Lockhart, speaking to an audience of about 700, also downplayed fears of rising inflation.
"If there's anything to be concerned about now, it's really the opposite: deflation," he said. "But I think neither deflation nor serious inflation is a serious concern at this point," noting that prices like energy are falling.
In other related topics, Lockhart said:
• Both the poor commercial real estate market and the spread of a global recession, particularly in Europe, could delay economic recovery until next year.
• The United States has "some months to go'' to stabilize the troubled banking system and will "very likely" inject more capital into banks.
• The weakness in housing starts "is probably a necessary evil" to trim the inventory of homes and purge the market of foreclosure properties.
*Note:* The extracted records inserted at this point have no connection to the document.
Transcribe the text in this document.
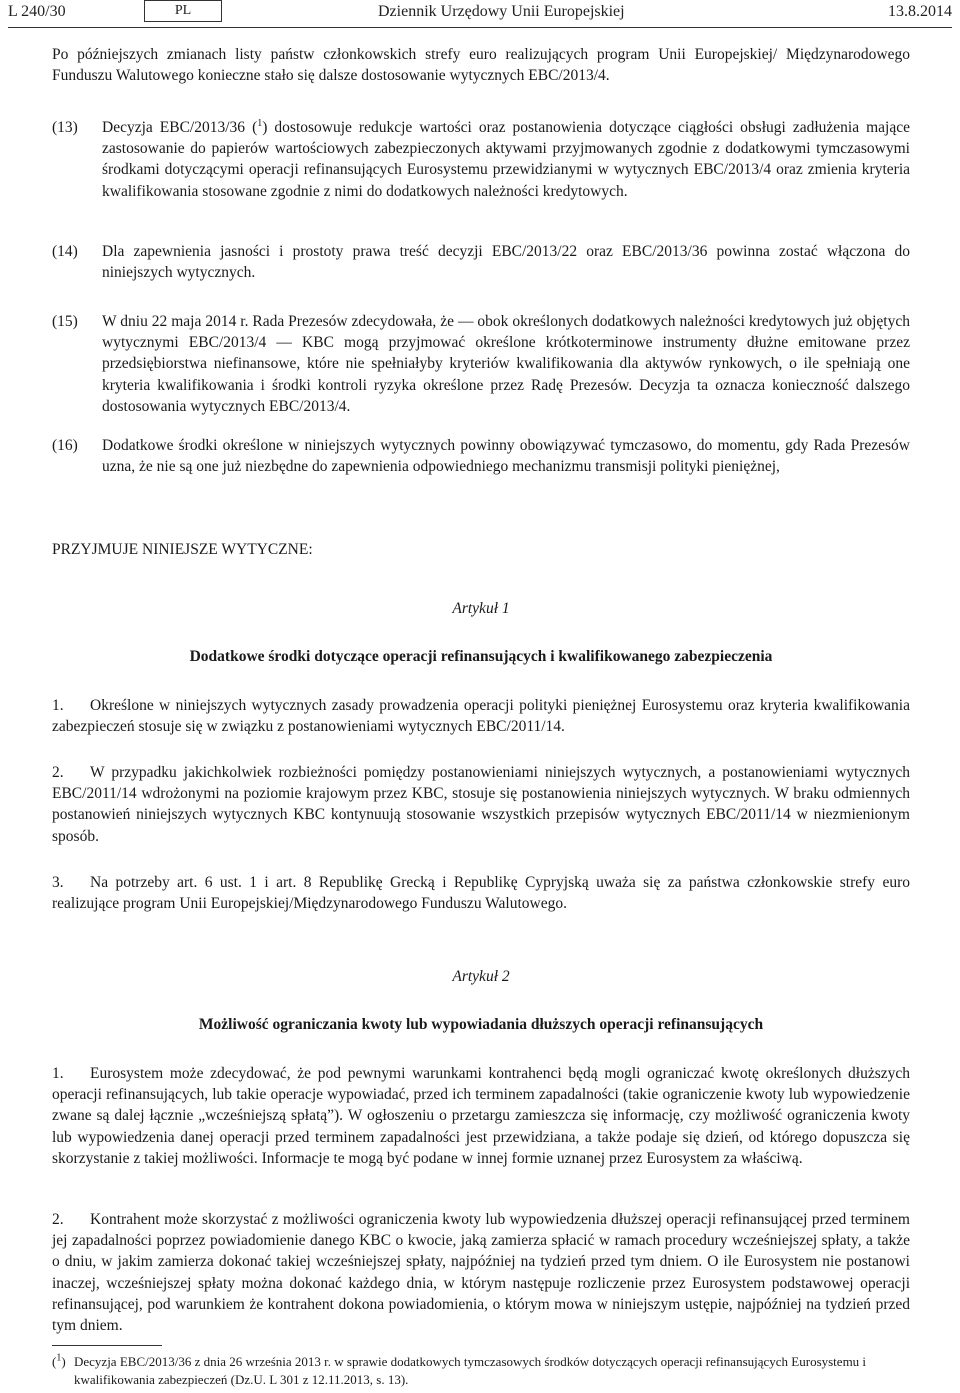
L 240/30	PL	Dziennik Urzędowy Unii Europejskiej	13.8.2014

Po późniejszych zmianach listy państw członkowskich strefy euro realizujących program Unii Europejskiej/ Międzynarodowego Funduszu Walutowego konieczne stało się dalsze dostosowanie wytycznych EBC/2013/4.

(13) Decyzja EBC/2013/36 ($^1$) dostosowuje redukcje wartości oraz postanowienia dotyczące ciągłości obsługi zadłużenia mające zastosowanie do papierów wartościowych zabezpieczonych aktywami przyjmowanych zgodnie z dodatkowymi tymczasowymi środkami dotyczącymi operacji refinansujących Eurosystemu przewidzianymi w wytycznych EBC/2013/4 oraz zmienia kryteria kwalifikowania stosowane zgodnie z nimi do dodatkowych należności kredytowych.
(14) Dla zapewnienia jasności i prostoty prawa treść decyzji EBC/2013/22 oraz EBC/2013/36 powinna zostać włączona do niniejszych wytycznych.
(15) W dniu 22 maja 2014 r. Rada Prezesów zdecydowała, że — obok określonych dodatkowych należności kredytowych już objętych wytycznymi EBC/2013/4 — KBC mogą przyjmować określone krótkoterminowe instrumenty dłużne emitowane przez przedsiębiorstwa niefinansowe, które nie spełniałyby kryteriów kwalifikowania dla aktywów rynkowych, o ile spełniają one kryteria kwalifikowania i środki kontroli ryzyka określone przez Radę Prezesów. Decyzja ta oznacza konieczność dalszego dostosowania wytycznych EBC/2013/4.
(16) Dodatkowe środki określone w niniejszych wytycznych powinny obowiązywać tymczasowo, do momentu, gdy Rada Prezesów uzna, że nie są one już niezbędne do zapewnienia odpowiedniego mechanizmu transmisji polityki pieniężnej,
PRZYJMUJE NINIEJSZE WYTYCZNE:
Artykuł 1
Dodatkowe środki dotyczące operacji refinansujących i kwalifikowanego zabezpieczenia
1. Określone w niniejszych wytycznych zasady prowadzenia operacji polityki pieniężnej Eurosystemu oraz kryteria kwalifikowania zabezpieczeń stosuje się w związku z postanowieniami wytycznych EBC/2011/14.
2. W przypadku jakichkolwiek rozbieżności pomiędzy postanowieniami niniejszych wytycznych, a postanowieniami wytycznych EBC/2011/14 wdrożonymi na poziomie krajowym przez KBC, stosuje się postanowienia niniejszych wytycznych. W braku odmiennych postanowień niniejszych wytycznych KBC kontynuują stosowanie wszystkich przepisów wytycznych EBC/2011/14 w niezmienionym sposób.
3. Na potrzeby art. 6 ust. 1 i art. 8 Republikę Grecką i Republikę Cypryjską uważa się za państwa członkowskie strefy euro realizujące program Unii Europejskiej/Międzynarodowego Funduszu Walutowego.
Artykuł 2
Możliwość ograniczania kwoty lub wypowiadania dłuższych operacji refinansujących
1. Eurosystem może zdecydować, że pod pewnymi warunkami kontrahenci będą mogli ograniczać kwotę określonych dłuższych operacji refinansujących, lub takie operacje wypowiadać, przed ich terminem zapadalności (takie ograniczenie kwoty lub wypowiedzenie zwane są dalej łącznie „wcześniejszą spłatą”). W ogłoszeniu o przetargu zamieszcza się informację, czy możliwość ograniczenia kwoty lub wypowiedzenia danej operacji przed terminem zapadalności jest przewidziana, a także podaje się dzień, od którego dopuszcza się skorzystanie z takiej możliwości. Informacje te mogą być podane w innej formie uznanej przez Eurosystem za właściwą.
2. Kontrahent może skorzystać z możliwości ograniczenia kwoty lub wypowiedzenia dłuższej operacji refinansującej przed terminem jej zapadalności poprzez powiadomienie danego KBC o kwocie, jaką zamierza spłacić w ramach procedury wcześniejszej spłaty, a także o dniu, w jakim zamierza dokonać takiej wcześniejszej spłaty, najpóźniej na tydzień przed tym dniem. O ile Eurosystem nie postanowi inaczej, wcześniejszej spłaty można dokonać każdego dnia, w którym następuje rozliczenie przez Eurosystem podstawowej operacji refinansującej, pod warunkiem że kontrahent dokona powiadomienia, o którym mowa w niniejszym ustępie, najpóźniej na tydzień przed tym dniem.
($^1$) Decyzja EBC/2013/36 z dnia 26 września 2013 r. w sprawie dodatkowych tymczasowych środków dotyczących operacji refinansujących Eurosystemu i kwalifikowania zabezpieczeń (Dz.U. L 301 z 12.11.2013, s. 13).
Though home prices are still falling, he forecast the housing market "forming a bottom" sometime this year.
• He was "quite disappointed" when the revised gross domestic product numbers for the fourth quarter came out showing that productivity slumped by 6.2 percent, nearly twice as bad as expected.
As a Reserve Bank president, Lockhart also sits on the Fed's policymaking body, which sets interest rates. When he was appointed to the job two years ago, he said he thought it would be a relatively "easy … make-a-few-speeches" role. "Little did I know what I was getting into," he said. "Turned out it's a real job."
The Fellows Forum is the flagship event for UT's board of fellows, held to strengthen ties between the university and the business community. Joining Lockhart on this year's panel were Patricia Martin, CEO and founder of marketing firm LitLamp Communications, and Thomas Kuhn, president of the Edison Electric Institute, an association of investor-owned electric companies.